El deseo permanente del Dios-Amor sobre las criaturas se llama “comunión“, obra que se realiza especialmente por la participación en la Eucaristía. No puede ser de otro modo porque un Dios-Amor engendra hijos capaces de establecer vínculos y redes en el amor.

La eucaristía diaria nos salva del mal, del egoísmo, del pecado y de la muerte eterna. Y todo ello sigue sucediendo también en su presencia eucarística después de terminada la Santa Misa.

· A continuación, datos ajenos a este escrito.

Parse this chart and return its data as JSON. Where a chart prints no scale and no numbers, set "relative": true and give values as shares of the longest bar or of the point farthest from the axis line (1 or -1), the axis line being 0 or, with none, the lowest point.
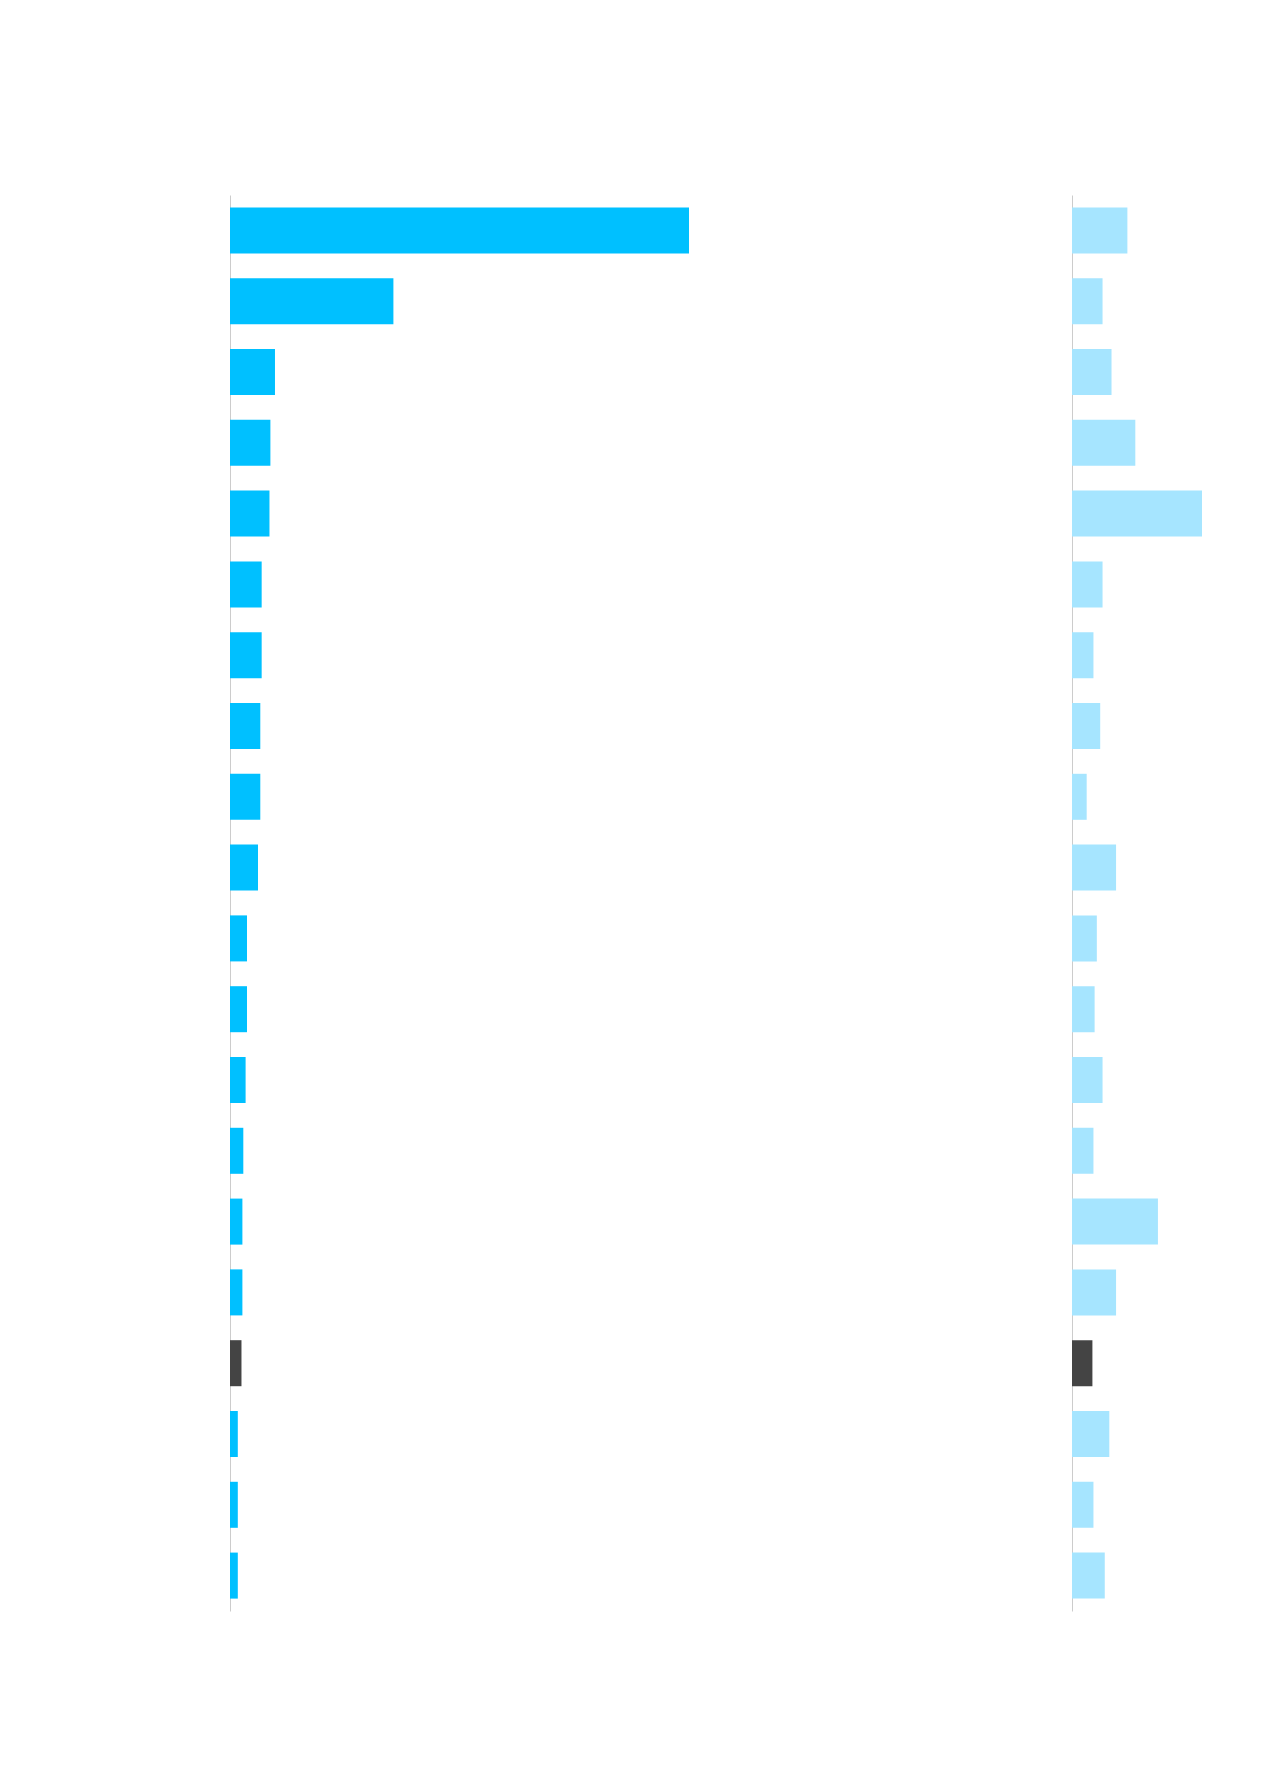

En cada Sagrario Cristo se entrega “para el perdón de los pecados“. Sabe muy bien por quién y a quién se entrega, conoce que somos pecadores. Pero ha venido precisamente para quitar el pecado del mundo. El Señor, en la Eucaristía, anhela borrar nuestro pecado y hacernos santos. Para eso se ha entregado. Y para eso se queda en el pan y el vino, ¡para ser alimento de pecadores! Necesitamos acudir a comer y beber nuestra redención, también espiritualmente mediante la adoración eucarística. Él tiene sed de nuestro amor, compañía y entrega por los demás. ¿Cuál es nuestra respuesta?, pues como dice San Agustín: “Si vosotros mismos sois Cuerpo y miembros de Cristo, sois el sacramento puesto sobre la mesa del Señor, y recibís este sacramento vuestro. Respondéis Amén (es decir, sí, es verdad) a lo que recibís, con que, respondiendo, lo reafirmáis. Oyes decir El Cuerpo de Cristo y respondes amén. Por tanto, sé tú verdadero miembro de Cristo para que tu amén sea también verdadero.”

La sangre de Cristo podría purificar nuestra conciencia (Hb 9,11-15). Debemos suplicar constantemente al Señor que la Sagrada Comunión a la que nos acercamos siga siendo nuestro alimento permanente y produzca en nosotros una unión íntima con Cristo; que conserve y renueve cada día la vida de gracia recibida en el Bautismo sin la que no podemos vivir como cristianos; que nos purifique de nuestros pecados y fortalezca la caridad; que refuerce nuestra amistad con Cristo; renueve, fortalezca y profundice la unidad con toda la Iglesia; que nos comprometa en favor de los más pobres, en los que reconocemos a Jesucristo; y que empecemos a gustar ese amor infinito de Dios que nos haga aspirar a la vida eterna, al Amor de Dios que no pasa.

El mundo nos espera porque le espera a Él. Que la Eucaristía nos haga su sacramento, que transformados ofrezcamos su intenso amor a todos, especialmente a los necesitados, que vivamos en su presencia y seamos presencia suya, Cuerpo entregado por amor, Iglesia, Comunión.